The nuclear agreement reached at Vienna between Iran and the P-5+1 grouping of the UN Security Council’s permanent members and Germany is a historic achievement. It serves as a reminder that negotiations are more successful than military strikes in resolving conflict. Even a few years ago, a compromise seemed impossible; so large was the gap in the positions of the two sides.

However, perseverance and patience that parties to the negotiations displayed over the last two years paid off. In exchange for restrictions on its nuclear activities – among other things, Iran has agreed to reduce its centrifuges by two-thirds, halt enrichment at key facilities, cap uranium enrichment at 3.67 per cent and monitoring of its nuclear facilities by the International Atomic Energy Association – Tehran would get relief from economic sanctions. Importantly, Iran will be able to pursue a nuclear programme for peaceful purposes. Reaching agreement at Vienna is, however, not the end of the story. For one, the deal struck at Vienna needs to be ratified by the US Congress, where Republicans and hardline Democrats are preparing to vote against it. President Barack Obama must veto any attempt to derail this landmark agreement. There are hawks in Iran too who are opposed to any deal with the US. Iran’s supreme leader, Ayatollah Ali Khamenei, will need to send out a strong signal of full support to the agreement to discourage any attempts at sabotaging it.  

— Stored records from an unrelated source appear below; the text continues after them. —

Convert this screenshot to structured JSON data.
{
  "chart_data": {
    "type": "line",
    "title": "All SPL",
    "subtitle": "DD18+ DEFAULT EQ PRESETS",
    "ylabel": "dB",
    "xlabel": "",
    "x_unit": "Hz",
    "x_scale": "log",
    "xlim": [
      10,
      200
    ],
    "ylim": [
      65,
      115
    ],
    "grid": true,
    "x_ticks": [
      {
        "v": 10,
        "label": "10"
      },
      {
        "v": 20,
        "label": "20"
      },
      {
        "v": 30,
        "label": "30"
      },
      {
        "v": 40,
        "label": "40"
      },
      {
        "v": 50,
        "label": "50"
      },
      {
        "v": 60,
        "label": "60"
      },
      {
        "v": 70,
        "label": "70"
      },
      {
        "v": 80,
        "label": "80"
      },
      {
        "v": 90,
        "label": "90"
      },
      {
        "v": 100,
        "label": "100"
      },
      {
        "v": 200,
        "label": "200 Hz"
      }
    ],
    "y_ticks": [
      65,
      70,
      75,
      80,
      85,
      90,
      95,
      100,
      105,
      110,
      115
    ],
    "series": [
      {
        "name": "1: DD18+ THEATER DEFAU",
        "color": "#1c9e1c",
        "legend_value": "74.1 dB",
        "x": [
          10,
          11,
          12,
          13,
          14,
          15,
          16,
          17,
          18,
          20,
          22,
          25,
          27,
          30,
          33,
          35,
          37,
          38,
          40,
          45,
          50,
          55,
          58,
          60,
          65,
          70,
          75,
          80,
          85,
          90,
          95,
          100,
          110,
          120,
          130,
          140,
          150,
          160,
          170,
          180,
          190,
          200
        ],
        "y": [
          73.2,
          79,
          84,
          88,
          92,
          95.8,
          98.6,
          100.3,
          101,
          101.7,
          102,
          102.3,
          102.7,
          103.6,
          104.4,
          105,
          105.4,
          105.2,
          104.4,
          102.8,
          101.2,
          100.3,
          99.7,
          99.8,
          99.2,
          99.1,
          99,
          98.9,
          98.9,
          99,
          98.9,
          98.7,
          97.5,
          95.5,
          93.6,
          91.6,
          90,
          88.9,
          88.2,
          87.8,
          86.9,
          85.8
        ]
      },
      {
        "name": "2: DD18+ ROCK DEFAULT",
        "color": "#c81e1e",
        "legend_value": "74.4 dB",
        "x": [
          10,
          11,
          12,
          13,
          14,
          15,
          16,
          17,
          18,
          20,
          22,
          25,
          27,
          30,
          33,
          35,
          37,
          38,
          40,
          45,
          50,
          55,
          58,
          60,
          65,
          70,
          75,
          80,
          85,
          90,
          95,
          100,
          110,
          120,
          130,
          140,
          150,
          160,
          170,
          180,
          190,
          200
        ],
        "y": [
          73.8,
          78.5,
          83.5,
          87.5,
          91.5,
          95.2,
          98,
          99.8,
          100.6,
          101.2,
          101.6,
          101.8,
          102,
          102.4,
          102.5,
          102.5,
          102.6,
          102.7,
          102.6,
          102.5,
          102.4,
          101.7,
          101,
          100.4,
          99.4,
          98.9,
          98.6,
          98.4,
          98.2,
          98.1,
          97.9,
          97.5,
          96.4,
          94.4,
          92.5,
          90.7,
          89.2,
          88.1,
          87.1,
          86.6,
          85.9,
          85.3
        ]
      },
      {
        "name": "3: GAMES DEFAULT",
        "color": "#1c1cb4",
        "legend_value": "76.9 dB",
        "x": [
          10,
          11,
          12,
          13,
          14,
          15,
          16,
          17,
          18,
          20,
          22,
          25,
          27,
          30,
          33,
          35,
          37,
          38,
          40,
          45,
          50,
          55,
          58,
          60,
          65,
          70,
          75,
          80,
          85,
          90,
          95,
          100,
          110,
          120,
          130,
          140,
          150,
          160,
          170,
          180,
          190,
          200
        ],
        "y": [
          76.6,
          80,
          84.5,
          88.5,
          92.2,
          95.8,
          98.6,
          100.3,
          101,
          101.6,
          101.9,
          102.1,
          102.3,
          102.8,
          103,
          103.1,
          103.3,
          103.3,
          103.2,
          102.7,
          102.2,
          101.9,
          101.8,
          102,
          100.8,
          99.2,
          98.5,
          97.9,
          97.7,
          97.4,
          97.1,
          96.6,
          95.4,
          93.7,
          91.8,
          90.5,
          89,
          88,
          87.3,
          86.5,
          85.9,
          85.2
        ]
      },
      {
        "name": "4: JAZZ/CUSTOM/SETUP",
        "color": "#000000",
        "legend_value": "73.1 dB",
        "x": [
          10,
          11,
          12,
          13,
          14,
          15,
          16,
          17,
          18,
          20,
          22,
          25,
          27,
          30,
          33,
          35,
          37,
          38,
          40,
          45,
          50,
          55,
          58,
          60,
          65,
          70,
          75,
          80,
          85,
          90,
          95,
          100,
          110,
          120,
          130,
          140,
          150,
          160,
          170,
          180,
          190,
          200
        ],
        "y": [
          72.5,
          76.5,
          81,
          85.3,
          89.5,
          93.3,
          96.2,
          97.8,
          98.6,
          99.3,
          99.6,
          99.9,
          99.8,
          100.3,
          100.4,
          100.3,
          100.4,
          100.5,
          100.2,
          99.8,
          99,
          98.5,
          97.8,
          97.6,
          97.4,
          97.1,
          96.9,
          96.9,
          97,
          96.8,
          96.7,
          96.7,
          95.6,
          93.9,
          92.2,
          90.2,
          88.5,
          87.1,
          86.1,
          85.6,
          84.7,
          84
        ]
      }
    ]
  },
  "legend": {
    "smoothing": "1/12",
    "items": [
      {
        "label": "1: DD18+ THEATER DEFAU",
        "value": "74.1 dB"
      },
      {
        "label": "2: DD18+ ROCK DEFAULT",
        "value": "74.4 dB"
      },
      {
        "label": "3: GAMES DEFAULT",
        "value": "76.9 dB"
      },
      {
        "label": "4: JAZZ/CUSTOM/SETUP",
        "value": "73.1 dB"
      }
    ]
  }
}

The nuclear agreement paves the way for greater US-Iran cooperation on global issues. They could work together on dealing with the Islamic State, for instance. While the agreement pulls the US and Iran back from the brink of war, in West Asia, an arms race looms. Israel, Saudi Arabia and other anti-Iran Gulf states have rejected the agreement as flawed and not doing enough to prevent Iran from acquiring weapons. These countries can be expected to indulge in frenzied shopping for conventional, even nuclear arsenal. This has implications beyond the region. Possible Saudi cooperation with Pakistan on nuclear weapons will be of concern to India.

With the agreement normalising Iran’s relations with the rest of the world, investment is likely to flow into its cash-strapped oil industry. The ending of sanctions on Iran will provide India with much-needed clarity on its relations with Tehran. Over the past decade, India’s outreach to Iran was confused as Delhi feared that its cooperation with Tehran would draw Washington’s ire. India-Iran projects such as Chabahar port development that languished due to Delhi’s dithering will receive a shot in the arm now.